For his upcoming album, the musician is working with more songwriters and producers from abroad, especially Europe. "Jake Gosling wrote the first Ed Sheeran albums with Ed Sheeran. Ed Holloway, who I'm writing with tomorrow, has the biggest two Lewis Capaldi songs and just won a bunch of Grammys last week," he says.

He feels if "Down South" bore credits of an established songwriter and/or producer, we could be having a different conversation today. "When we sent 'Down South' to UK radio, he recalls, "We found out you have to pay for it to get a radio plugger and they take it to the UK radio and they're like, 'we don't know who Jeremy Loops is.' But if it was co-written by Ed Holloway or Jake Gosling, they would have been like, 'we don't know who Jeremy Loops is, but we know who these guys are, let's listen to the song. And if they like it, they might play it."

The musician saved up some money he had made from shows and started making trips to the UK and other parts of the globe. Getting into the studio with the aforementioned writers and producers was, however, never a breeze. "The way one gets to work with these producers is you have to have worked with some of them before," he says. "Locking down that first thing with Jake Gosling was tough. We went over to the UK, we looked up the management companies in charge of the songwriters and producers." For two weeks, Loops and his team head-hunted the companies. "What those people do is they listen to your stuff and make their decision. Through that hunt of looking for producers, we ended up hearing about Jake Gosling. We got hold of him, said, 'would you like to have a day in studio?' He said, 'yes, I'm happy to do a day.' And we traveled out to his studio in Surrey and I spent the day making music with him.

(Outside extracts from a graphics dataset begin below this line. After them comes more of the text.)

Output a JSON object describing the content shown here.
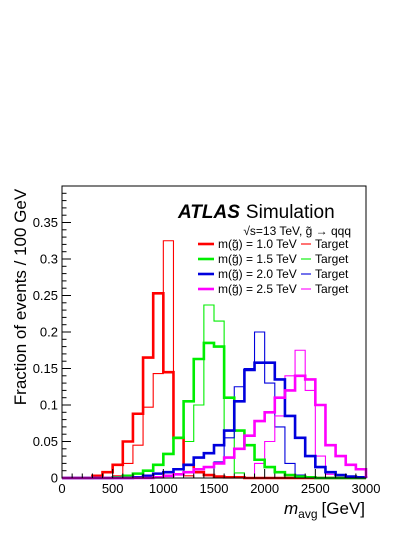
{
  "chart_data": {
    "type": "histogram",
    "xlabel": "m",
    "xlabel_sub": "avg",
    "xlabel_unit": "[GeV]",
    "ylabel": "Fraction of events / 100 GeV",
    "xlim": [
      0,
      3000
    ],
    "ylim": [
      0,
      0.4
    ],
    "bin_width": 100,
    "x_ticks": [
      "0",
      "500",
      "1000",
      "1500",
      "2000",
      "2500",
      "3000"
    ],
    "y_ticks": [
      "0",
      "0.05",
      "0.1",
      "0.15",
      "0.2",
      "0.25",
      "0.3",
      "0.35"
    ],
    "atlas_label": "ATLAS",
    "atlas_suffix": "Simulation",
    "process_label": "√s=13 TeV, g̃ → qqq",
    "grid": false,
    "legend_position": "top-right",
    "series": [
      {
        "name": "m(g̃) = 1.0 TeV",
        "color": "#ff0000",
        "style": "thick",
        "values": [
          0,
          0,
          0,
          0.003,
          0.008,
          0.018,
          0.05,
          0.088,
          0.165,
          0.253,
          0.145,
          0.055,
          0.018,
          0.008,
          0.004,
          0.002,
          0.001,
          0.001,
          0,
          0,
          0,
          0,
          0,
          0,
          0,
          0,
          0,
          0,
          0,
          0
        ]
      },
      {
        "name": "m(g̃) = 1.5 TeV",
        "color": "#00ee00",
        "style": "thick",
        "values": [
          0,
          0,
          0,
          0,
          0,
          0.001,
          0.003,
          0.006,
          0.01,
          0.018,
          0.033,
          0.055,
          0.105,
          0.163,
          0.185,
          0.18,
          0.11,
          0.065,
          0.045,
          0.025,
          0.015,
          0.008,
          0.004,
          0.002,
          0.001,
          0,
          0,
          0,
          0,
          0
        ]
      },
      {
        "name": "m(g̃) = 2.0 TeV",
        "color": "#0000dd",
        "style": "thick",
        "values": [
          0,
          0,
          0,
          0,
          0,
          0,
          0,
          0.001,
          0.003,
          0.006,
          0.008,
          0.012,
          0.018,
          0.028,
          0.034,
          0.045,
          0.065,
          0.105,
          0.148,
          0.158,
          0.158,
          0.135,
          0.085,
          0.055,
          0.03,
          0.015,
          0.008,
          0.004,
          0.002,
          0.001
        ]
      },
      {
        "name": "m(g̃) = 2.5 TeV",
        "color": "#ff00ff",
        "style": "thick",
        "values": [
          0,
          0,
          0,
          0,
          0,
          0,
          0,
          0,
          0,
          0.001,
          0.003,
          0.005,
          0.008,
          0.012,
          0.015,
          0.02,
          0.028,
          0.04,
          0.058,
          0.078,
          0.09,
          0.11,
          0.12,
          0.14,
          0.135,
          0.1,
          0.045,
          0.03,
          0.018,
          0.012
        ]
      },
      {
        "name": "Target",
        "color": "#ff0000",
        "style": "thin",
        "values": [
          0,
          0,
          0,
          0,
          0,
          0.003,
          0.02,
          0.045,
          0.097,
          0.143,
          0.325,
          0.055,
          0.003,
          0,
          0,
          0,
          0,
          0,
          0,
          0,
          0,
          0,
          0,
          0,
          0,
          0,
          0,
          0,
          0,
          0
        ]
      },
      {
        "name": "Target",
        "color": "#00ee00",
        "style": "thin",
        "values": [
          0,
          0,
          0,
          0,
          0,
          0,
          0,
          0,
          0,
          0,
          0,
          0.005,
          0.05,
          0.1,
          0.237,
          0.215,
          0.065,
          0.007,
          0,
          0,
          0,
          0,
          0,
          0,
          0,
          0,
          0,
          0,
          0,
          0
        ]
      },
      {
        "name": "Target",
        "color": "#0000dd",
        "style": "thin",
        "values": [
          0,
          0,
          0,
          0,
          0,
          0,
          0,
          0,
          0,
          0,
          0,
          0,
          0,
          0,
          0,
          0.022,
          0.055,
          0.125,
          0.15,
          0.2,
          0.13,
          0.07,
          0.02,
          0.004,
          0,
          0,
          0,
          0,
          0,
          0
        ]
      },
      {
        "name": "Target",
        "color": "#ff00ff",
        "style": "thin",
        "values": [
          0,
          0,
          0,
          0,
          0,
          0,
          0,
          0,
          0,
          0,
          0,
          0,
          0,
          0,
          0,
          0,
          0,
          0,
          0,
          0.02,
          0.05,
          0.085,
          0.14,
          0.175,
          0.12,
          0.03,
          0.005,
          0,
          0,
          0
        ]
      }
    ],
    "legend": [
      {
        "label": "m(g̃) = 1.0 TeV",
        "target_label": "Target",
        "color": "#ff0000"
      },
      {
        "label": "m(g̃) = 1.5 TeV",
        "target_label": "Target",
        "color": "#00ee00"
      },
      {
        "label": "m(g̃) = 2.0 TeV",
        "target_label": "Target",
        "color": "#0000dd"
      },
      {
        "label": "m(g̃) = 2.5 TeV",
        "target_label": "Target",
        "color": "#ff00ff"
      }
    ]
  }
}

Throughout this hunt, it didn't hurt Jeremy Loops' chances that he had a rich profile—he has sold out the 5000-seater venue The Brixton Academy in London, and he worked with Jake Gosling in his second album.

"If you nail it in those sessions, then the doors open. Then you are friends with the guy, you've had a great day in studio and you write a good song. And that's really all they want to do is they want to work on cool songs because they know if they write a good song, it might end up somewhere amazing."

But at times it doesn't work out. "I worked last year in October with one guy and we wrote the most ridiculous reggae song together. And at the end of the day, I think we both just looked at each other like, 'cool, I'll never see you again.' Or how about the time two collaborators who were smoking all day and suggested they made a 'combination of gypsy and country'? The output from those sessions, he considers the worst songs he's ever made. "When I got back," he says, "my manager asked, 'how did it go? We spent 80,000 rands on this whole thing. Let me hear the songs.' And I was like, 'no, no one will ever hear those songs. Not even you.'"

But the hiccups are fewer than the victories. His tactics seem to be working. Millions of people are listening to his music. Jeremy Loops' streaming statistics are impressive. "Down South" has 19 million views, "My People" 7.3 million, "Waves" 4 million among many others. The biggest pop stars in South Africa don't have that much traction on streaming sites.

How those numbers translate financially in a South African context, however, is utterly disappointing. "'Down South,'" says Loops about his most streamed song on Spotify, "brings me like $480 a month from all of its streaming on iTunes, Spotify and Deezer. So, it's not huge money, but it's money for sure. And it's the biggest song I have. So, if you've got a global hit that's got hundreds of millions or billions of streams, yeah, there's big money attached to the royalties that come in for that."

But that's not his primary focus. "The publishing revenue is not my interest," says the artist, "my interest in having a hit song, being booked for every major festival in the European summer because I'm a live band. So, it also depends on what you're trying to get out of it."

The possibilities are endless and could be achieved with his upcoming album.